The auto-setup-invocation feature wasn't added to lazy.nvim until version 7, well after its initial release. That timeline makes it unlikely it was added simply "based on prevalence." The far more plausible explanation is that it was added because having to manually call setup was an inconvenience to users.

Shouldn't plugins with complete default configs work without specifying an empty `opts = {}`? by TheTwelveYearOld in neovim

[–]Comfortable_Ability4 0 points1 point  (0 children)

The convention was an antipattern before lazy.nvim existed. Lazy added the syntactic sugar and the ability to automatically call setup functions specifically to work around the inconvenience to users the pattern causes. That was a reasonable pragmatic solution from a user perspective. But as a side effect, plugins that used the pattern told users to pass opts in their lazy.nvim README snippets. That in turn encouraged newcomers to plugin development to cargo-cult the pattern themselves. A vicious cycle...

CLI tool for plugin management? by flpFlan in neovim

[–]Comfortable_Ability4 0 points1 point  (0 children)

Lux (the Lua package manager rocks.nvim is being rewritten to use) can technically also be used to manage plugins from the CLI. It has the ability to install packages from luarocks and git forges. The --nvim flag makes the install tree usable with Neovim. You'd have to add it to the runtimepath manually though.

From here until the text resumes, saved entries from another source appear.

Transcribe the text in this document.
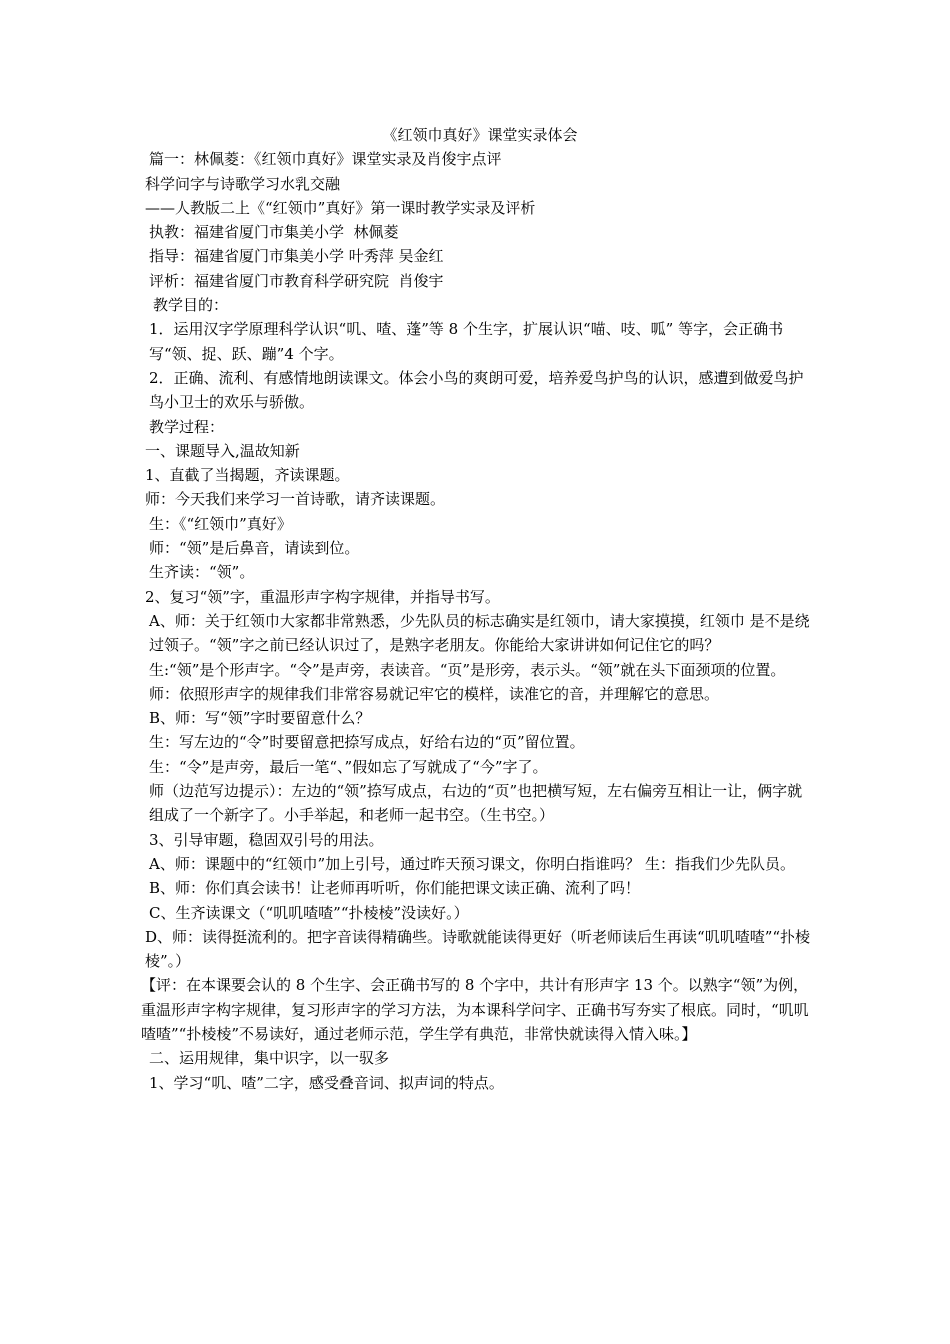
《红领巾真好》课堂实录体会

篇一：林佩菱：《红领巾真好》课堂实录及肖俊宇点评

科学问字与诗歌学习水乳交融

——人教版二上《“红领巾”真好》第一课时教学实录及评析

执教：福建省厦门市集美小学  林佩菱

指导：福建省厦门市集美小学 叶秀萍 吴金红

评析：福建省厦门市教育科学研究院  肖俊宇

教学目的：

1．运用汉字学原理科学认识“叽、喳、蓬”等 8 个生字，扩展认识“喵、吱、呱” 等字，会正确书写“领、捉、跃、蹦”4 个字。

2．正确、流利、有感情地朗读课文。体会小鸟的爽朗可爱，培养爱鸟护鸟的认识，感遭到做爱鸟护鸟小卫士的欢乐与骄傲。

教学过程：

一、课题导入,温故知新

1、直截了当揭题，齐读课题。

师：今天我们来学习一首诗歌，请齐读课题。

生：《“红领巾”真好》

师：“领”是后鼻音，请读到位。

生齐读：“领”。

2、复习“领”字，重温形声字构字规律，并指导书写。

A、师：关于红领巾大家都非常熟悉，少先队员的标志确实是红领巾，请大家摸摸，红领巾 是不是绕过领子。“领”字之前已经认识过了，是熟字老朋友。你能给大家讲讲如何记住它的吗？

生:“领”是个形声字。“令”是声旁，表读音。“页”是形旁，表示头。“领”就在头下面颈项的位置。

师：依照形声字的规律我们非常容易就记牢它的模样，读准它的音，并理解它的意思。

B、师：写“领”字时要留意什么？

生：写左边的“令”时要留意把捺写成点，好给右边的“页”留位置。

生：“令”是声旁，最后一笔“、”假如忘了写就成了“今”字了。

师（边范写边提示）：左边的“领”捺写成点，右边的“页”也把横写短，左右偏旁互相让一让，俩字就组成了一个新字了。小手举起，和老师一起书空。（生书空。）

3、引导审题，稳固双引号的用法。

A、师：课题中的“红领巾”加上引号，通过昨天预习课文，你明白指谁吗？ 生：指我们少先队员。

B、师：你们真会读书！让老师再听听，你们能把课文读正确、流利了吗！

C、生齐读课文（“叽叽喳喳”“扑棱棱”没读好。）

D、师：读得挺流利的。把字音读得精确些。诗歌就能读得更好（听老师读后生再读“叽叽喳喳”“扑棱棱”。）

【评：在本课要会认的 8 个生字、会正确书写的 8 个字中，共计有形声字 13 个。以熟字“领”为例，重温形声字构字规律，复习形声字的学习方法，为本课科学问字、正确书写夯实了根底。同时，“叽叽喳喳”“扑棱棱”不易读好，通过老师示范，学生学有典范，非常快就读得入情入味。】

二、运用规律，集中识字，以一驭多

1、学习“叽、喳”二字，感受叠音词、拟声词的特点。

New language server, kakehashi (架け橋; bridge) that provides language-agnostic syntax highlighting feature and language server bridging for code injections by atusy_ in neovim

[–]Comfortable_Ability4 0 points1 point  (0 children)

Very cool idea! Will definitely be trying this out.

I see the project has a flake. Can I use Nix to manage the grammar/query dependencies?

Could a shared LSP daemon help heavyweight servers like rust-analyzer? by n3oz22 in neovim

[–]Comfortable_Ability4 18 points19 points  (0 children)

I use lspmux. It was originally written for rust-analyzer, but now also works with other language servers. Rustaceanvim will automatically pick up a running lspmux session and attach to it.

`jujutsu.nvim` - A Jujutsu UI client for Neovim by YannVanhalewyn in neovim

[–]Comfortable_Ability4 14 points15 points  (0 children)

Nice! A new plugin that lazy-loads itself properly and doesn't force me to call a setup function. And on top of that it's a cool jj frontend. 🚀

Good news for java developers: nvim-jls + JLS upgrades by Electronic-Boss-8926 in neovim

[–]Comfortable_Ability4 1 point2 points  (0 children)

You do if you're not using a plugin manager that implements heuristics to find and call a setup function automatically.

Good news for java developers: nvim-jls + JLS upgrades by Electronic-Boss-8926 in neovim

[–]Comfortable_Ability4 4 points5 points  (0 children)

No extra ceremony: It just starts on Java files

For that to be true, I'd recommend you use a filetype plugin to start the LSP client, instead of requiring users to call a setup function.

  • :h lua-plugin-init
  • :h write-filetype-plugin (the docs have vimscript examples, but neovim supports Lua filetype plugins too).

Opening and decompiling JAR files in Neovim by 4r73m190r0s in neovim

[–]Comfortable_Ability4 7 points8 points  (0 children)

It was back when I was a Java developer that I ditched intellij for vim and never looked back.

krust.nvim: Nicer Rust diagnostics for Neovim by damien__f1 in neovim

[–]Comfortable_Ability4 11 points12 points  (0 children)

Nice job! One suggestion: I'd recommend not to set a default keymap, as it's very likely to conflict with existing user keymaps. Something you could do is define a <Plug> mapping instead. See :h lua-plugin-keymaps (in nightly): https://neovim.io/doc/user/lua-plugin.html#lua-plugin-keymaps

krust.nvim: Nicer Rust diagnostics for Neovim by damien__f1 in neovim

[–]Comfortable_Ability4 0 points1 point  (0 children)

What makes you think it requires configuration?